Saturday signaled the one-week mark of the beginning of the end for the Flyers. Last Saturday, the Flyers were 15 seconds away from moving within two points of the Boston Bruins for the final playoff spot.
One week later, the Flyers are now 10 points back of that spot. On Saturday afternoon, they welcomed the Detroit Red Wings to town. Detroit is currently third in the Atlantic Division.
You wouldn't have known it by the play on the ice. It marked the 10th straight home win for the Flyers against Red Wings, who are still in search of their first win at Wells Fargo Center since the 1997 Stanley Cup Final after Saturday's 7-2 shellacking.
"Team effort tonight," head coach Craig Berube said. "Really good game."
This was the second time this season the Flyers had scored seven goals. They also scored seven on Jan. 12 in a 7-3 win over the Tampa Bay Lightning.
Just as there was on that Monday night in January, there were many unlikely sources of goal scoring.
Nick Grossmann beat Jimmy Howard with a high snap shot after cruising in alone following a great feed from Sean Couturier. Pierre-Edouard Bellemare fired a one-timer past Howard after a touch pass from Zac Rinaldo. Rinaldo scored a goal of his own after a quick pass through the slot by Ryan White. Matt Read also buried a nice touch pass from Andrew MacDonald.
Brayden Schenn nearly had a hat trick in the game as well. Schenn was credited with the first goal of the game on a deflection of a Mark Streit shot and scored on the power play again in the second, giving the Flyers a 3-1 lead through two. In the third, he scored again just 11 seconds into the period, just before Lou Nolan announced a change in scoring on the first goal to Wayne Simmonds.
"I asked the ref, 'can you give it back to him?'" Simmonds said. "They kind of shrugged me off. Brayden played an unbelievable game. He deserved that."
"I was talking to Simmer in the first intermission," Schenn said. "I tipped it, he tipped it right after me."
It didn't seem to matter who was doing the scoring. For a team that couldn't buy a goal since the heartbreak in Boston, there were goals aplenty for plenty of players looking for any kind of success.
"That's great," Simmonds said. "Guys have been working really hard and sometimes the bounces just don't go your way. Pucks were coming to us."
"It obviously feels good, but at the same time, to come in a winning effort," Schenn said. "Everyone was contributing tonight. It's just nice to help Mase out for once. He's been playing so well and we haven't been giving him the goal support."
For once, Steve Mason was not a headliner in the game. Instead, it was quietly another solid game for Mason, who made 31 saves in 14th win of the season.
It was a quietly successful game for Claude Giroux and Jake Voracek. Giroux had two assists, Voracek had one. The Flyers had only three players with no points in the game.

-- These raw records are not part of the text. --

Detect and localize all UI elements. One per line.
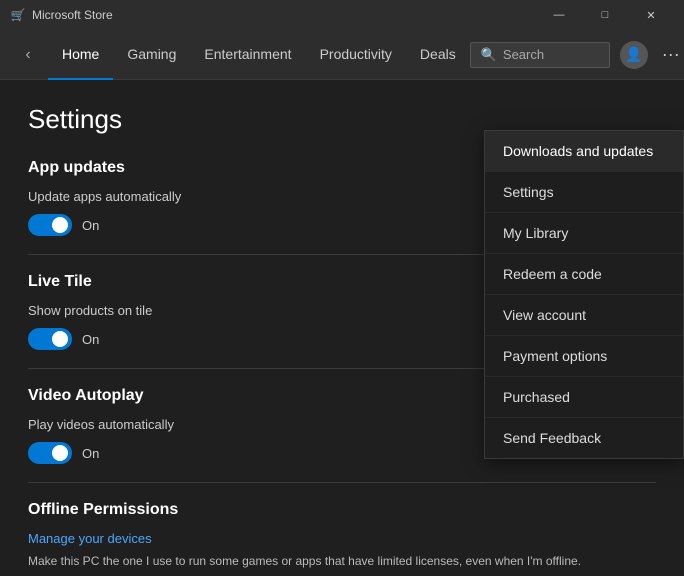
offline-permissions-section: Offline Permissions Manage your devices … xyxy=(28,501,656,576)
app-title: Microsoft Store xyxy=(32,8,113,22)
maximize-button[interactable]: □ xyxy=(582,0,628,30)
dropdown-item-payment[interactable]: Payment options xyxy=(485,336,683,377)
dropdown-item-library[interactable]: My Library xyxy=(485,213,683,254)
search-box[interactable]: 🔍 Search xyxy=(470,42,610,68)
search-label: Search xyxy=(503,47,544,62)
offline-desc: Make this PC the one I use to run some g… xyxy=(28,552,656,570)
nav-right: 🔍 Search 👤 ··· xyxy=(470,40,684,69)
toggle-knob xyxy=(52,217,68,233)
video-autoplay-toggle-label: On xyxy=(82,446,99,461)
close-button[interactable]: ✕ xyxy=(628,0,674,30)
window-controls: — □ ✕ xyxy=(536,0,674,30)
dropdown-item-feedback[interactable]: Send Feedback xyxy=(485,418,683,458)
minimize-button[interactable]: — xyxy=(536,0,582,30)
nav-bar: ‹ Home Gaming Entertainment Productivity… xyxy=(0,30,684,80)
back-button[interactable]: ‹ xyxy=(12,39,44,71)
search-icon: 🔍 xyxy=(481,47,497,63)
video-autoplay-toggle[interactable] xyxy=(28,442,72,464)
nav-productivity[interactable]: Productivity xyxy=(306,30,406,80)
live-tile-toggle-label: On xyxy=(82,332,99,347)
dropdown-menu: Downloads and updates Settings My Librar… xyxy=(484,130,684,459)
app-updates-toggle[interactable] xyxy=(28,214,72,236)
dropdown-item-account[interactable]: View account xyxy=(485,295,683,336)
app-updates-toggle-label: On xyxy=(82,218,99,233)
dropdown-item-redeem[interactable]: Redeem a code xyxy=(485,254,683,295)
nav-home[interactable]: Home xyxy=(48,30,113,80)
app-icon: 🛒 xyxy=(10,7,26,23)
divider-3 xyxy=(28,482,656,483)
dropdown-item-downloads[interactable]: Downloads and updates xyxy=(485,131,683,172)
nav-links: Home Gaming Entertainment Productivity D… xyxy=(48,30,470,80)
avatar[interactable]: 👤 xyxy=(620,41,648,69)
dropdown-item-purchased[interactable]: Purchased xyxy=(485,377,683,418)
title-bar: 🛒 Microsoft Store — □ ✕ xyxy=(0,0,684,30)
live-tile-toggle[interactable] xyxy=(28,328,72,350)
toggle-knob xyxy=(52,445,68,461)
toggle-knob xyxy=(52,331,68,347)
offline-permissions-title: Offline Permissions xyxy=(28,501,656,519)
more-button[interactable]: ··· xyxy=(658,40,684,69)
nav-deals[interactable]: Deals xyxy=(406,30,470,80)
dropdown-item-settings[interactable]: Settings xyxy=(485,172,683,213)
manage-devices-link[interactable]: Manage your devices xyxy=(28,531,656,546)
main-content: Settings App updates Update apps automat… xyxy=(0,80,684,576)
nav-entertainment[interactable]: Entertainment xyxy=(190,30,305,80)
nav-gaming[interactable]: Gaming xyxy=(113,30,190,80)
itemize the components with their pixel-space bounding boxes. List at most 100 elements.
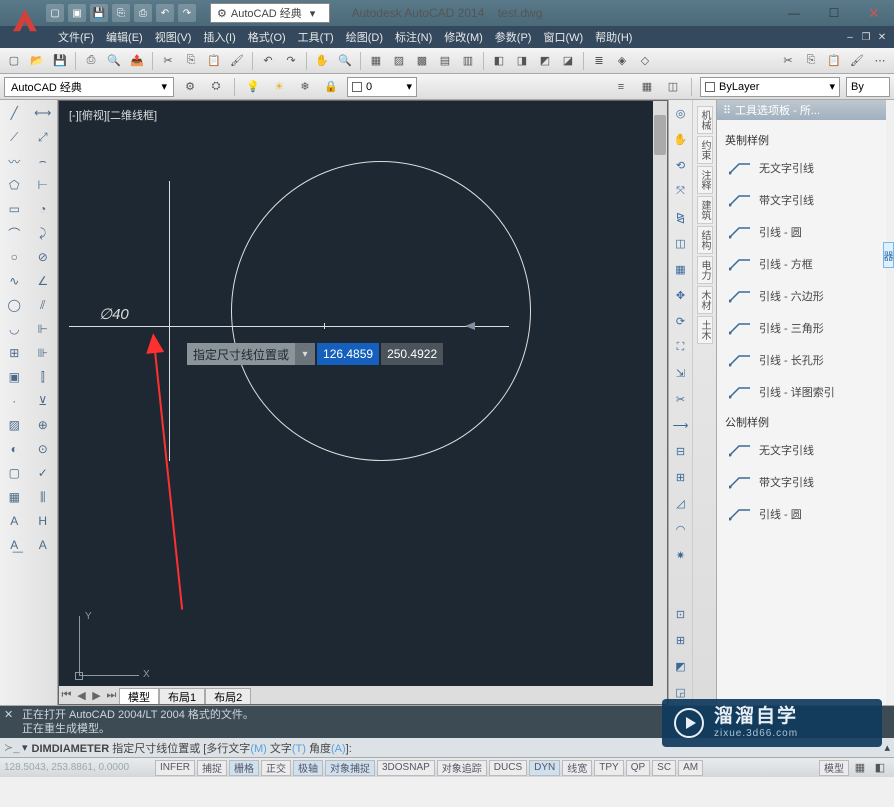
match-icon[interactable]: 🖌 [227,51,247,71]
qat-redo-icon[interactable]: ↷ [178,4,196,22]
menu-dimension[interactable]: 标注(N) [389,26,438,48]
palette-pin-icon[interactable]: ⊡ [672,605,690,623]
tb-icon-d[interactable]: ▤ [435,51,455,71]
status-toggle[interactable]: 线宽 [562,760,592,776]
qat-undo-icon[interactable]: ↶ [156,4,174,22]
ellipsearc-icon[interactable]: ◡ [3,320,25,338]
grip-icon[interactable]: ⠿ [723,104,731,117]
menu-tools[interactable]: 工具(T) [292,26,340,48]
qat-save-icon[interactable]: 💾 [90,4,108,22]
layerstate-icon[interactable]: ≡ [611,77,631,97]
dim-space-icon[interactable]: ⫿ [32,368,54,386]
cmd-close-icon[interactable]: ✕ [4,708,13,722]
rotate-icon[interactable]: ⟳ [672,312,690,330]
status-toggle[interactable]: 正交 [261,760,291,776]
status-toggle[interactable]: TPY [594,760,623,776]
join-icon[interactable]: ⊞ [672,468,690,486]
dim-break-icon[interactable]: ⊻ [32,392,54,410]
vtab-7[interactable]: 土木 [697,316,713,344]
tab-nav[interactable]: ⏮◀▶⏭ [59,689,119,702]
color-combo[interactable]: ByLayer ▾ [700,77,840,97]
polygon-icon[interactable]: ⬠ [3,176,25,194]
open-icon[interactable]: 📂 [27,51,47,71]
tb-icon-g[interactable]: ◨ [512,51,532,71]
status-toggle[interactable]: DUCS [489,760,527,776]
tb-icon-h[interactable]: ◩ [535,51,555,71]
menu-help[interactable]: 帮助(H) [589,26,638,48]
vtab-4[interactable]: 结构 [697,226,713,254]
status-toggle[interactable]: 捕捉 [197,760,227,776]
layer-combo[interactable]: 0 ▾ [347,77,417,97]
status-toggle[interactable]: 极轴 [293,760,323,776]
tab-model[interactable]: 模型 [119,688,159,704]
dim-arc-icon[interactable]: ⌢ [32,152,54,170]
orbit-icon[interactable]: ⟲ [672,156,690,174]
palette-opt-icon[interactable]: ⊞ [672,631,690,649]
addsel-icon[interactable]: A͟ [3,536,25,554]
sun-icon[interactable]: ☀ [269,77,289,97]
pline-icon[interactable]: 〰 [3,152,25,170]
cut2-icon[interactable]: ✂ [778,51,798,71]
status-toggle[interactable]: 栅格 [229,760,259,776]
chamfer-icon[interactable]: ◿ [672,494,690,512]
insert-icon[interactable]: ⊞ [3,344,25,362]
flyout-handle[interactable]: 器 [883,242,894,268]
xline-icon[interactable]: ⟋ [3,128,25,146]
dim-ang-icon[interactable]: ∠ [32,272,54,290]
tb-icon-b[interactable]: ▨ [389,51,409,71]
dyn-field-y[interactable]: 250.4922 [381,343,443,365]
trim-icon[interactable]: ✂ [672,390,690,408]
tab-layout1[interactable]: 布局1 [159,688,205,704]
status-toggle[interactable]: SC [652,760,676,776]
vtab-2[interactable]: 注释 [697,166,713,194]
palette-item[interactable]: 引线 - 详图索引 [723,376,880,408]
palette-item[interactable]: 带文字引线 [723,466,880,498]
zoom-icon[interactable]: 🔍 [335,51,355,71]
maximize-button[interactable]: ☐ [814,0,854,26]
layerwalk-icon[interactable]: ▦ [637,77,657,97]
vtab-6[interactable]: 木材 [697,286,713,314]
lock-icon[interactable]: 🔒 [321,77,341,97]
undo-icon[interactable]: ↶ [258,51,278,71]
vertical-scrollbar[interactable] [653,101,667,686]
inspect-icon[interactable]: ✓ [32,464,54,482]
explode-icon[interactable]: ✷ [672,546,690,564]
dimtedit-icon[interactable]: A [32,536,54,554]
cut-icon[interactable]: ✂ [158,51,178,71]
stretch-icon[interactable]: ⇲ [672,364,690,382]
save-icon[interactable]: 💾 [50,51,70,71]
paste2-icon[interactable]: 📋 [824,51,844,71]
close-button[interactable]: ✕ [854,0,894,26]
status-toggle[interactable]: DYN [529,760,560,776]
workspace-dropdown[interactable]: ⚙ AutoCAD 经典 ▾ [210,3,330,23]
palette-item[interactable]: 引线 - 圆 [723,498,880,530]
vtab-5[interactable]: 电力 [697,256,713,284]
tb-icon-e[interactable]: ▥ [458,51,478,71]
table-icon[interactable]: ▦ [3,488,25,506]
dim-base-icon[interactable]: ⊩ [32,320,54,338]
extend-icon[interactable]: ⟶ [672,416,690,434]
dim-jog-icon[interactable]: ⤸ [32,224,54,242]
palette-dc-icon[interactable]: ◩ [672,657,690,675]
workspace-combo[interactable]: AutoCAD 经典 ▾ [4,77,174,97]
dimedit-icon[interactable]: H [32,512,54,530]
offset-icon[interactable]: ◫ [672,234,690,252]
menu-insert[interactable]: 插入(I) [197,26,241,48]
tb-icon-c[interactable]: ▩ [412,51,432,71]
layers-icon[interactable]: ≣ [589,51,609,71]
sb-model[interactable]: 模型 [819,760,849,776]
tb-icon-a[interactable]: ▦ [366,51,386,71]
hatch-icon[interactable]: ▨ [3,416,25,434]
freeze-icon[interactable]: ❄ [295,77,315,97]
vtab-1[interactable]: 约束 [697,136,713,164]
pan-icon[interactable]: ✋ [312,51,332,71]
spline-icon[interactable]: ∿ [3,272,25,290]
layerprev-icon[interactable]: ◇ [635,51,655,71]
ellipse-icon[interactable]: ◯ [3,296,25,314]
publish-icon[interactable]: 📤 [127,51,147,71]
region-icon[interactable]: ▢ [3,464,25,482]
palette-title[interactable]: ⠿ 工具选项板 - 所... [717,100,886,120]
copy2-icon[interactable]: ⎘ [801,51,821,71]
dim-cont-icon[interactable]: ⊪ [32,344,54,362]
mtext-icon[interactable]: A [3,512,25,530]
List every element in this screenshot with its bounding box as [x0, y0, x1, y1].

It was a shame to see the effort and excitement now, after a week that essentially destroyed all playoff hope left for the Flyers, especially after coming so close in so many games in previous weeks.
"I'm not going to look back on anything. We're done here now and I'm thinking about Ottawa," Berube said. "We obviously lost a lot of points to teams that maybe we should have beaten. I've said it before, if you don't give the effort and the preparation to any opponent, you can get beat."
It is certainly too late to go back in time and erase it all. It is over and nothing will magically resurrect the Flyers. But they can certainly finish the season strong if they give efforts like the one on Saturday. For a team with just nine road wins, a four-game road trip, and a new challenge, awaits.
"We need to really challenge ourselves to be a good road team on this trip," Berube said. "We need to go on the road and play real smart hockey and desperate hockey for sure."